Rumah mungil beratap seng itu terasa gerah sekali ketika kami akhirnya berbincang dan melakukan tanya jawab, meski saat itu hujan baru saja reda, tak lama setelah aku turun dari bus yang menurunkanku di dekat jembatan penyebrangan itu. Bahkan, di hari ketika aku mendatangi lingkungan kumuh itu, gelap langit mendung masih terus meneteskan butiran-butiran air, dan angin dari sudut-sudut gang becek sesekali mengirimkan bau tak sedap dan aroma anyir dan busuk yang menyengat lubang hidung, yang jika tak kutahan-tahan dan kututupi dengan menjepitkan jari-jemariku ke ujung hidungku, niscaya aku telah muntah berkali-kali. 

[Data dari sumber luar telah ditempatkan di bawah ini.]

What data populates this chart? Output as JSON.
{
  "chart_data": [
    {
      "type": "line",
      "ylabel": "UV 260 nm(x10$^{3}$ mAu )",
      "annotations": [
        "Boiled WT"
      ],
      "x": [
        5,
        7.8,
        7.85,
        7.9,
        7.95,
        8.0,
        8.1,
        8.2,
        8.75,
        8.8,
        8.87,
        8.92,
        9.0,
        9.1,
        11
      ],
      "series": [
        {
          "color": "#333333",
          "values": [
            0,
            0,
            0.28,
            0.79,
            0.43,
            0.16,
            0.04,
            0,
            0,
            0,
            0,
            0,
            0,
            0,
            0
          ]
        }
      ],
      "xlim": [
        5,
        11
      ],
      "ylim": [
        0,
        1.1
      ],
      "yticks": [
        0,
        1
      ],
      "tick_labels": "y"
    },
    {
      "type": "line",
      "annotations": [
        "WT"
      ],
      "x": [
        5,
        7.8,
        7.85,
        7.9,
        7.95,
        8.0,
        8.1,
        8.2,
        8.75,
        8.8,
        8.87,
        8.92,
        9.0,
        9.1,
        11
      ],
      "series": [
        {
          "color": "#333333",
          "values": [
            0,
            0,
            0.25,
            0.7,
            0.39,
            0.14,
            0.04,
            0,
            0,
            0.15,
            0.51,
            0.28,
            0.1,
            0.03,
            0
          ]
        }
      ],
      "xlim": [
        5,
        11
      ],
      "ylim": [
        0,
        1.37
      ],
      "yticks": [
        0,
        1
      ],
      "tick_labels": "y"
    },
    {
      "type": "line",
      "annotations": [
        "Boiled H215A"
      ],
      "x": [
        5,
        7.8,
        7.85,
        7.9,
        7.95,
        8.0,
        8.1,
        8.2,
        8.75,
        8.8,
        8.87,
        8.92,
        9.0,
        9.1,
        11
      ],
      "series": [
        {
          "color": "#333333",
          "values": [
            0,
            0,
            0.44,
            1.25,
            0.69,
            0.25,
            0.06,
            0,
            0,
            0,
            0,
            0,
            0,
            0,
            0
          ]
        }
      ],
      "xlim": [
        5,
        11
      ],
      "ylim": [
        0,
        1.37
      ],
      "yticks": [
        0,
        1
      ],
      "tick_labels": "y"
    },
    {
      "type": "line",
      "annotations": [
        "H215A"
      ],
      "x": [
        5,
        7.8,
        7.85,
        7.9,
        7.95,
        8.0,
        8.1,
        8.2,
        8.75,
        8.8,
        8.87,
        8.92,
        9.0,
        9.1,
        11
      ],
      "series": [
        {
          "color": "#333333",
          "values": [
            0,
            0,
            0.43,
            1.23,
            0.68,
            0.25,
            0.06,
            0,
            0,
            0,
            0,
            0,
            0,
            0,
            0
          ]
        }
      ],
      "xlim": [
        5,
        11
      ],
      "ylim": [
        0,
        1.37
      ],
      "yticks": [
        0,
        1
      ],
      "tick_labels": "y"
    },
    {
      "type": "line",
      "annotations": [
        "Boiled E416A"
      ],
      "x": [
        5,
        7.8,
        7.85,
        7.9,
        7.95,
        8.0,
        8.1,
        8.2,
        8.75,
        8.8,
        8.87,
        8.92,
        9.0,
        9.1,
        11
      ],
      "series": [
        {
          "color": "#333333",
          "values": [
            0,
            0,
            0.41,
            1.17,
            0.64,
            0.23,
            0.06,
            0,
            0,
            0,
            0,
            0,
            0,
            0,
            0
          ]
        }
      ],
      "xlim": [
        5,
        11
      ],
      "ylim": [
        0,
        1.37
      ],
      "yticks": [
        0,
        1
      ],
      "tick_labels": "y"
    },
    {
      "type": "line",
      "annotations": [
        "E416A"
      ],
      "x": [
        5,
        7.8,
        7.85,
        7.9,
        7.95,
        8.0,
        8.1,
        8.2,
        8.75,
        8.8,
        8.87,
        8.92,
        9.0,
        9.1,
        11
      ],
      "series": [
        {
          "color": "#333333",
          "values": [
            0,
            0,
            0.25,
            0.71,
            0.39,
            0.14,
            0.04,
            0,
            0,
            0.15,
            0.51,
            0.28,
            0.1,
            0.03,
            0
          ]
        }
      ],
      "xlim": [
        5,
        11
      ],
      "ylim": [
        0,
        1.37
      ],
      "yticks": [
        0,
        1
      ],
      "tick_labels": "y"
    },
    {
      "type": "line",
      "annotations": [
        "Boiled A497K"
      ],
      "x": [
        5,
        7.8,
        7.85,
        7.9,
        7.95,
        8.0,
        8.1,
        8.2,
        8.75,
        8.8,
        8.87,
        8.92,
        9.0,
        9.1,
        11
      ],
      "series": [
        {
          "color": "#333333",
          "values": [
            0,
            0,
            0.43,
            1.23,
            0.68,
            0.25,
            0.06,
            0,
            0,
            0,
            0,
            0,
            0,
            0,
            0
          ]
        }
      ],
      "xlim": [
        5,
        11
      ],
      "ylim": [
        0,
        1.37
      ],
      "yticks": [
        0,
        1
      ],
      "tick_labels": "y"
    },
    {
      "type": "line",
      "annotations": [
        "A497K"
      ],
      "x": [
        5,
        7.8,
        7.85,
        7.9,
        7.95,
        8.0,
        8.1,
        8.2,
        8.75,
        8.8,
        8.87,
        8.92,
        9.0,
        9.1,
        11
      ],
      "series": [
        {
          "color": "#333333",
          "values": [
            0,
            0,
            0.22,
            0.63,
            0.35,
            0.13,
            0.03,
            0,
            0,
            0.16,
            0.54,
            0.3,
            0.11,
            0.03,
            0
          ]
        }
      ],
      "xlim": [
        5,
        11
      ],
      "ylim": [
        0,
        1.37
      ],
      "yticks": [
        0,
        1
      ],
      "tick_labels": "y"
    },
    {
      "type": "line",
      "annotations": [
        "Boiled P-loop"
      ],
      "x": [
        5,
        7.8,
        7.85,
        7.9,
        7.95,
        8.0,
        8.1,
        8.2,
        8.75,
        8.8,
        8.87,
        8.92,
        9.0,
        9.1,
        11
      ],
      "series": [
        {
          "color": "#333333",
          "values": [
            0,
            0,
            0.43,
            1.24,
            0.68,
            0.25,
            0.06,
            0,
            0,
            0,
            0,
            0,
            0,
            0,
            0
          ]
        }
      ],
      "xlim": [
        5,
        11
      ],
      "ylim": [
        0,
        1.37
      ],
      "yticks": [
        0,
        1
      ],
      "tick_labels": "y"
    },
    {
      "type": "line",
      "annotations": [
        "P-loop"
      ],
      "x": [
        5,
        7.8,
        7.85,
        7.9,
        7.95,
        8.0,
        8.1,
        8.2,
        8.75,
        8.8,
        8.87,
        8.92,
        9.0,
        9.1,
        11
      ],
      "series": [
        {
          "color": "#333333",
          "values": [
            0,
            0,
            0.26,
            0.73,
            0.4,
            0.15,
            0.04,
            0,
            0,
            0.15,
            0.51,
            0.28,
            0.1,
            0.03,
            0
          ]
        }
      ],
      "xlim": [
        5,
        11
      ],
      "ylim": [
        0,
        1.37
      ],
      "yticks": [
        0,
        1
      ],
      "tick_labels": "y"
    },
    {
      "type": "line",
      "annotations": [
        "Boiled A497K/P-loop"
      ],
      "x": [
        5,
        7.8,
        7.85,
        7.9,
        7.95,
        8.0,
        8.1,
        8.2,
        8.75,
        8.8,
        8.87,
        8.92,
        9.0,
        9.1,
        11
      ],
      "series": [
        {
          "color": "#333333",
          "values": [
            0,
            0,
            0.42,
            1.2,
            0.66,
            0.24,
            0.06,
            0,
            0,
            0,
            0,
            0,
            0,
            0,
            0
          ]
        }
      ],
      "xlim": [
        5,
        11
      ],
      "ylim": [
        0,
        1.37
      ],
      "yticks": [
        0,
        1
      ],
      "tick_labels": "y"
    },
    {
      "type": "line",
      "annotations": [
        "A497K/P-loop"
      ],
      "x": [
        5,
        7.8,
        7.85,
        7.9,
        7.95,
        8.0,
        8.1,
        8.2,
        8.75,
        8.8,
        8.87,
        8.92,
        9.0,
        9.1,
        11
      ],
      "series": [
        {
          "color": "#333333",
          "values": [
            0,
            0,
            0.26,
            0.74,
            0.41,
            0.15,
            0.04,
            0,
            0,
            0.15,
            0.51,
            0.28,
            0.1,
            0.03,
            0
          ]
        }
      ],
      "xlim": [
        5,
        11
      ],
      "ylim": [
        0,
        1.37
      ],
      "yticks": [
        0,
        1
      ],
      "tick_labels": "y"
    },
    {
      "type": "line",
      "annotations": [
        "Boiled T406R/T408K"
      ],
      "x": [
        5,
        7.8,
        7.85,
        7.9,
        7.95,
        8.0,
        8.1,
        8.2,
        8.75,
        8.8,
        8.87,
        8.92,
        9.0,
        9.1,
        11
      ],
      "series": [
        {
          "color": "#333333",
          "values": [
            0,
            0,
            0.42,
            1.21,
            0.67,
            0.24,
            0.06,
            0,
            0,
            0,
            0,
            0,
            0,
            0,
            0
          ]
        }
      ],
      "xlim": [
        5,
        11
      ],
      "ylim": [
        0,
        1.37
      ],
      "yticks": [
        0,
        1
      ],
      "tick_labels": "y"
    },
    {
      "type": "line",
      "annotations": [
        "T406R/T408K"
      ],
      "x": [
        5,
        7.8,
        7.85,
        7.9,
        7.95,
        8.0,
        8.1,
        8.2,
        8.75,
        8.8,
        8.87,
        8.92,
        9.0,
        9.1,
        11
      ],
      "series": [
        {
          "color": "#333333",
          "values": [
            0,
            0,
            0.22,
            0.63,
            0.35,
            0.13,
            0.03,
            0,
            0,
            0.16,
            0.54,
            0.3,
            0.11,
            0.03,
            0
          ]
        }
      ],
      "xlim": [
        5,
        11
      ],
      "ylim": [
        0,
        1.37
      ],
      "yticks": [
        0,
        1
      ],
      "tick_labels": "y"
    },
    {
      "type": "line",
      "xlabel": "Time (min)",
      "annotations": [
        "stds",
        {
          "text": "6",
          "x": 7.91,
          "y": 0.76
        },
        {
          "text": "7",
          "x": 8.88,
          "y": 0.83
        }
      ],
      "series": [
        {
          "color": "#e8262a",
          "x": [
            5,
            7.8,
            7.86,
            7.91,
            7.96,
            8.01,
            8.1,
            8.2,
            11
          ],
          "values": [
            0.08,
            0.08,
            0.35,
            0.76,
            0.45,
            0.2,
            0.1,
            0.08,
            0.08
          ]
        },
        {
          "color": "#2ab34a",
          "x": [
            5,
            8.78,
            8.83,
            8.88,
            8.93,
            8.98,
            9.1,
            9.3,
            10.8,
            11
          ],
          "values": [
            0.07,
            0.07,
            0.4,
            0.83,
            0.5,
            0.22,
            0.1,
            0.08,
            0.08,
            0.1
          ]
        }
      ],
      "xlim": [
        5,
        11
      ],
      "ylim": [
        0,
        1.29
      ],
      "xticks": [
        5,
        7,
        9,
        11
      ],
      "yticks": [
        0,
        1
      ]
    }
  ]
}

Di hari itu, meski jam di tanganku menunjukkan pukul lima kurang beberapa menit, mendung, gerimis kecil, dan cuaca bulan Desember telah merubah senja menjadi malam yang datang lebih awal. Orang-orang di kawasan yang kudatangi itu pun telah menyalakan lampu-lampu bohlam dan lampu-lampu neon listrik mereka lebih cepat demi memecah dan mengusir kegelapan dengan cahaya-cahaya berwarna kuning dan putih itu.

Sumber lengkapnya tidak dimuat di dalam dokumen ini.